Doha denies the charges and says the embargo by its fellow Gulf Arabs aims to undermine its sovereignty.

Qatari capital Doha hosted the 2006 Games but Saudi Arabia has never organised an OCA multi-sport event.

“The OCA is delighted to receive two strong bids for our Asian Games in 2030,” the governing body’s president, Sheikh Ahmad Al-Fahad Al-Sabah, said in a statement.

“It shows the trust and confidence in the Olympic Movement in Asia and further enhances our reputation of hosting world-class sporting events on a major scale.”

OCA had invited bids for the 2030 Games from its 45 members by Wednesday.

The host city will be decided at the OCA General Assembly meeting in November this year.
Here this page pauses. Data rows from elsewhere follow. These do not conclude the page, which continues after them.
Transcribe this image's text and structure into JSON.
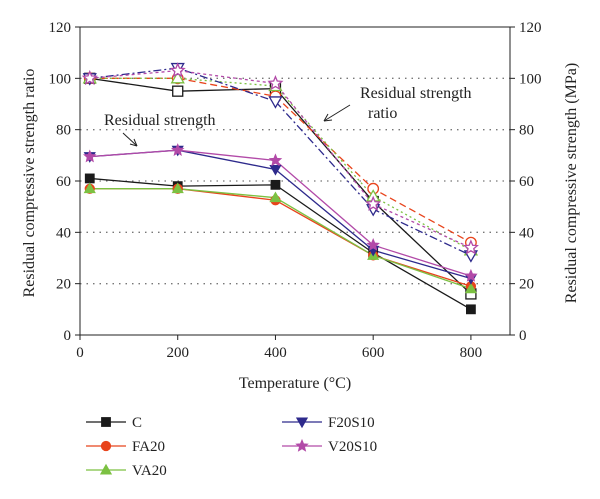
{
  "chart_data": {
    "type": "line",
    "title": "",
    "xlabel": "Temperature (°C)",
    "ylabel_left": "Residual compressive strength ratio",
    "ylabel_right": "Residual compressive strength (MPa)",
    "x": [
      20,
      200,
      400,
      600,
      800
    ],
    "x_ticks": [
      "0",
      "200",
      "400",
      "600",
      "800"
    ],
    "y_ticks": [
      "0",
      "20",
      "40",
      "60",
      "80",
      "100",
      "120"
    ],
    "xlim": [
      0,
      880
    ],
    "ylim": [
      0,
      120
    ],
    "ylim_right": [
      0,
      120
    ],
    "grid": "horizontal dotted",
    "annotations": {
      "strength": "Residual strength",
      "ratio_line1": "Residual strength",
      "ratio_line2": "ratio"
    },
    "series": [
      {
        "name": "C",
        "color": "#1a1a1a",
        "marker": "square",
        "strength": [
          61,
          58,
          58.5,
          32,
          10
        ],
        "ratio": [
          100,
          95,
          96,
          52,
          16
        ]
      },
      {
        "name": "FA20",
        "color": "#e8441c",
        "marker": "circle",
        "strength": [
          57,
          57,
          52.5,
          31,
          19
        ],
        "ratio": [
          100,
          100,
          93,
          57,
          36
        ]
      },
      {
        "name": "VA20",
        "color": "#7cc142",
        "marker": "triangle-up",
        "strength": [
          57,
          57,
          53.5,
          31,
          18
        ],
        "ratio": [
          100,
          100,
          97,
          54,
          33
        ]
      },
      {
        "name": "F20S10",
        "color": "#2e2a8c",
        "marker": "triangle-down",
        "strength": [
          69.5,
          72,
          64.5,
          33,
          22
        ],
        "ratio": [
          100,
          104,
          91,
          49,
          31
        ]
      },
      {
        "name": "V20S10",
        "color": "#b24aa8",
        "marker": "star",
        "strength": [
          69.5,
          72,
          68,
          35,
          23
        ],
        "ratio": [
          100,
          103,
          98,
          51,
          34
        ]
      }
    ]
  }
}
“With these two bids for the 2030 Asian Games we now have stability and continuity in our sports movement for the next decade,” Sheikh Ahmad said.

“It puts us in an envious position in terms of our sports calendar and highlights again that Asia is a major partner in the global Olympic movement.”

Chinese city Hangzhou hosts the next Games in 2022, with the 2026 edition scheduled to take place in Aichi-Nagoya, Japan.